The proposed layout of the Mallow bridge junction once the boardwalk project has been completed

The proposed layout of the Mallow bridge junction once the boardwalk project has been completed

Works on the delayed €2.1 million Mallow Boardwalk scheme are due to recommence within the coming days when the contractor for the project returns from summer holidays.

Cork County Council confirmed that the works would swing back into full action in early August and are expected to continue for a number of weeks, with the project not expected to be completed until the final quarter of this year. 

However, the authority has warned locals that they can expect to experience further traffic delays at the bridge over the coming weeks as the project nears completion. 

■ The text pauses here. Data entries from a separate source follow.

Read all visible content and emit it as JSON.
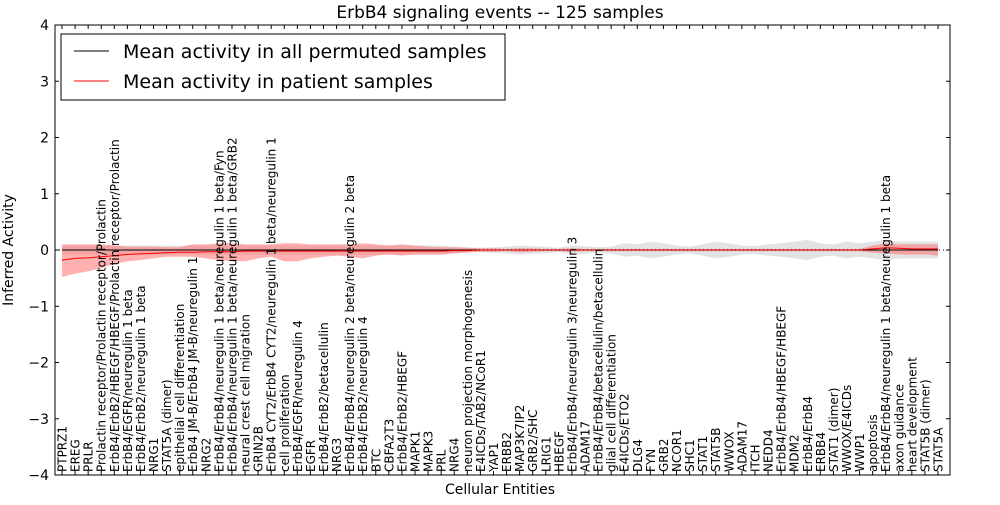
{
  "chart_data": {
    "type": "line",
    "title": "ErbB4 signaling events -- 125 samples",
    "xlabel": "Cellular Entities",
    "ylabel": "Inferred Activity",
    "ylim": [
      -4,
      4
    ],
    "yticks": [
      -4,
      -3,
      -2,
      -1,
      0,
      1,
      2,
      3,
      4
    ],
    "ytick_labels": [
      "−4",
      "−3",
      "−2",
      "−1",
      "0",
      "1",
      "2",
      "3",
      "4"
    ],
    "grid": false,
    "legend_position": "top-left",
    "categories": [
      "PTPRZ1",
      "EREG",
      "PRLR",
      "Prolactin receptor/Prolactin receptor/Prolactin",
      "ErbB4/ErbB2/HBEGF/HBEGF/Prolactin receptor/Prolactin",
      "ErbB4/EGFR/neuregulin 1 beta",
      "ErbB4/ErbB2/neuregulin 1 beta",
      "NRG1",
      "STAT5A (dimer)",
      "epithelial cell differentiation",
      "ErbB4 JM-B/ErbB4 JM-B/neuregulin 1",
      "NRG2",
      "ErbB4/ErbB4/neuregulin 1 beta/neuregulin 1 beta/Fyn",
      "ErbB4/ErbB4/neuregulin 1 beta/neuregulin 1 beta/GRB2",
      "neural crest cell migration",
      "GRIN2B",
      "ErbB4 CYT2/ErbB4 CYT2/neuregulin 1 beta/neuregulin 1",
      "cell proliferation",
      "ErbB4/EGFR/neuregulin 4",
      "EGFR",
      "ErbB4/ErbB2/betacellulin",
      "NRG3",
      "ErbB4/ErbB4/neuregulin 2 beta/neuregulin 2 beta",
      "ErbB4/ErbB2/neuregulin 4",
      "BTC",
      "CBFA2T3",
      "ErbB4/ErbB2/HBEGF",
      "MAPK1",
      "MAPK3",
      "PRL",
      "NRG4",
      "neuron projection morphogenesis",
      "E4ICDs/TAB2/NCoR1",
      "YAP1",
      "ERBB2",
      "MAP3K7IP2",
      "GRB2/SHC",
      "LRIG1",
      "HBEGF",
      "ErbB4/ErbB4/neuregulin 3/neuregulin 3",
      "ADAM17",
      "ErbB4/ErbB4/betacellulin/betacellulin",
      "glial cell differentiation",
      "E4ICDs/ETO2",
      "DLG4",
      "FYN",
      "GRB2",
      "NCOR1",
      "SHC1",
      "STAT1",
      "STAT5B",
      "WWOX",
      "ADAM17",
      "ITCH",
      "NEDD4",
      "ErbB4/ErbB4/HBEGF/HBEGF",
      "MDM2",
      "ErbB4/ErbB4",
      "ERBB4",
      "STAT1 (dimer)",
      "WWOX/E4ICDs",
      "WWP1",
      "apoptosis",
      "ErbB4/ErbB4/neuregulin 1 beta/neuregulin 1 beta",
      "axon guidance",
      "heart development",
      "STAT5B (dimer)",
      "STAT5A"
    ],
    "series": [
      {
        "name": "Mean activity in all permuted samples",
        "color": "#000000",
        "band_color": "#c0c0c0",
        "values": [
          0.0,
          0.0,
          0.0,
          0.0,
          0.0,
          0.0,
          0.0,
          0.0,
          0.0,
          0.0,
          0.0,
          0.0,
          0.0,
          0.0,
          0.0,
          0.0,
          0.0,
          0.0,
          0.0,
          0.0,
          0.0,
          0.0,
          0.0,
          0.0,
          0.0,
          0.0,
          0.0,
          0.0,
          0.0,
          0.0,
          0.0,
          0.0,
          0.0,
          0.0,
          0.0,
          0.0,
          0.0,
          0.0,
          0.0,
          0.0,
          0.0,
          0.0,
          0.0,
          0.0,
          0.0,
          0.0,
          0.0,
          0.0,
          0.0,
          0.0,
          0.0,
          0.0,
          0.0,
          0.0,
          0.0,
          0.0,
          0.0,
          0.0,
          0.0,
          0.0,
          0.0,
          0.0,
          0.0,
          0.0,
          0.0,
          0.0,
          0.0,
          0.0
        ],
        "lower": [
          -0.08,
          -0.08,
          -0.08,
          -0.08,
          -0.08,
          -0.08,
          -0.08,
          -0.08,
          -0.08,
          -0.08,
          -0.08,
          -0.08,
          -0.08,
          -0.08,
          -0.08,
          -0.08,
          -0.08,
          -0.08,
          -0.08,
          -0.08,
          -0.08,
          -0.08,
          -0.08,
          -0.08,
          -0.08,
          -0.08,
          -0.08,
          -0.08,
          -0.08,
          -0.08,
          -0.06,
          -0.05,
          -0.04,
          -0.05,
          -0.06,
          -0.08,
          -0.07,
          -0.06,
          -0.04,
          -0.08,
          -0.07,
          -0.05,
          -0.06,
          -0.12,
          -0.1,
          -0.15,
          -0.12,
          -0.08,
          -0.06,
          -0.1,
          -0.15,
          -0.12,
          -0.08,
          -0.07,
          -0.1,
          -0.12,
          -0.15,
          -0.18,
          -0.12,
          -0.1,
          -0.15,
          -0.12,
          -0.15,
          -0.18,
          -0.15,
          -0.15,
          -0.15,
          -0.15
        ],
        "upper": [
          0.08,
          0.08,
          0.08,
          0.08,
          0.08,
          0.08,
          0.08,
          0.08,
          0.08,
          0.08,
          0.08,
          0.08,
          0.08,
          0.08,
          0.08,
          0.08,
          0.08,
          0.08,
          0.08,
          0.08,
          0.08,
          0.08,
          0.08,
          0.08,
          0.08,
          0.08,
          0.08,
          0.08,
          0.08,
          0.08,
          0.06,
          0.05,
          0.04,
          0.05,
          0.06,
          0.08,
          0.07,
          0.06,
          0.04,
          0.08,
          0.07,
          0.05,
          0.06,
          0.12,
          0.1,
          0.15,
          0.12,
          0.08,
          0.06,
          0.1,
          0.15,
          0.12,
          0.08,
          0.07,
          0.1,
          0.12,
          0.15,
          0.18,
          0.12,
          0.1,
          0.15,
          0.12,
          0.15,
          0.18,
          0.15,
          0.15,
          0.15,
          0.15
        ]
      },
      {
        "name": "Mean activity in patient samples",
        "color": "#ff0000",
        "band_color": "#ff7070",
        "values": [
          -0.18,
          -0.15,
          -0.14,
          -0.12,
          -0.1,
          -0.08,
          -0.07,
          -0.06,
          -0.05,
          -0.04,
          -0.04,
          -0.03,
          -0.03,
          -0.03,
          -0.02,
          -0.02,
          -0.02,
          -0.02,
          -0.02,
          -0.02,
          -0.02,
          -0.02,
          -0.02,
          -0.02,
          -0.02,
          -0.02,
          -0.02,
          -0.02,
          -0.02,
          -0.02,
          -0.01,
          -0.01,
          0.0,
          0.0,
          0.0,
          0.0,
          0.0,
          0.0,
          0.0,
          0.0,
          0.0,
          0.0,
          0.0,
          0.0,
          0.0,
          0.0,
          0.0,
          0.0,
          0.0,
          0.0,
          0.0,
          0.0,
          0.0,
          0.0,
          0.0,
          0.0,
          0.0,
          0.0,
          0.0,
          0.0,
          0.0,
          0.0,
          0.02,
          0.04,
          0.03,
          0.02,
          0.02,
          0.02
        ],
        "lower": [
          -0.48,
          -0.42,
          -0.38,
          -0.32,
          -0.25,
          -0.2,
          -0.18,
          -0.15,
          -0.12,
          -0.12,
          -0.12,
          -0.15,
          -0.18,
          -0.2,
          -0.2,
          -0.15,
          -0.12,
          -0.2,
          -0.2,
          -0.15,
          -0.12,
          -0.1,
          -0.12,
          -0.15,
          -0.1,
          -0.08,
          -0.1,
          -0.08,
          -0.08,
          -0.08,
          -0.06,
          -0.04,
          -0.03,
          -0.03,
          -0.02,
          -0.04,
          -0.03,
          -0.02,
          -0.02,
          -0.03,
          -0.02,
          -0.02,
          -0.02,
          -0.02,
          -0.02,
          -0.02,
          -0.02,
          -0.02,
          -0.02,
          -0.02,
          -0.02,
          -0.02,
          -0.02,
          -0.02,
          -0.02,
          -0.02,
          -0.02,
          -0.02,
          -0.02,
          -0.02,
          -0.02,
          -0.02,
          -0.05,
          -0.06,
          -0.08,
          -0.08,
          -0.08,
          -0.1
        ],
        "upper": [
          0.1,
          0.1,
          0.1,
          0.1,
          0.08,
          0.06,
          0.06,
          0.06,
          0.05,
          0.05,
          0.1,
          0.1,
          0.12,
          0.12,
          0.1,
          0.1,
          0.1,
          0.12,
          0.12,
          0.1,
          0.1,
          0.1,
          0.1,
          0.12,
          0.1,
          0.08,
          0.1,
          0.08,
          0.06,
          0.05,
          0.05,
          0.04,
          0.03,
          0.03,
          0.02,
          0.03,
          0.03,
          0.02,
          0.02,
          0.03,
          0.02,
          0.02,
          0.02,
          0.02,
          0.02,
          0.02,
          0.02,
          0.02,
          0.02,
          0.02,
          0.02,
          0.02,
          0.02,
          0.02,
          0.02,
          0.02,
          0.02,
          0.02,
          0.02,
          0.02,
          0.02,
          0.02,
          0.08,
          0.12,
          0.1,
          0.1,
          0.1,
          0.1
        ]
      }
    ]
  }
}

The authority has said the next phase of works will see the installation of new footpaths and kerbing and the laying of utility ducting along the bridge. 

Another important element of the works will involve the relocation of the War of Independence memorial from its existing location on the bridge parapet to a new amenity area on the northern side of the bridge. 

County Mayor, Cllr Mary Lenihan Foley said the resumption of work on the project, which has been delayed over the summer due to the imposition of Covid related workplace restrictions was "good news for Mallow." 

"The new junction layout will ultimately increase journey  times through the town and increase safety for pedestrians, cyclists and other vulnerable road users on the bridge. It will also reinforce the link between the residential southern area of Mallow and the town centre," she said. 

Cork County Council chief executive Tim Lucey said the project neatly dovetails with the authority's Project ACT initiative, which is aimed at stimulating business sectors and communities in county towns post Covid lockdown. 

"Traffic studies and modelling show the Boardwalk and associated extra traffic lane will produce significant journey time reductions with associated sustainability, environmental and economic benefits to Mallow," he said. 

While the council has said that it will do all within its power to limit traffic problems in the area, including working during the night-time, the work will entail some temporary lane closures and 'stop/go' traffic management. 

"While the works are being programmed to minimise traffic disruption, some disruption and delays at the Junction of Park Road, Bridge Street and Mallow Bridge are expected," said a council spokesperson. 

Regular progress updates on the project will be available on the council website at www.corkcoco.ie. In the meantime the fabrication of the steel boardwalk structure is being undertaken off-site ahead of its installation.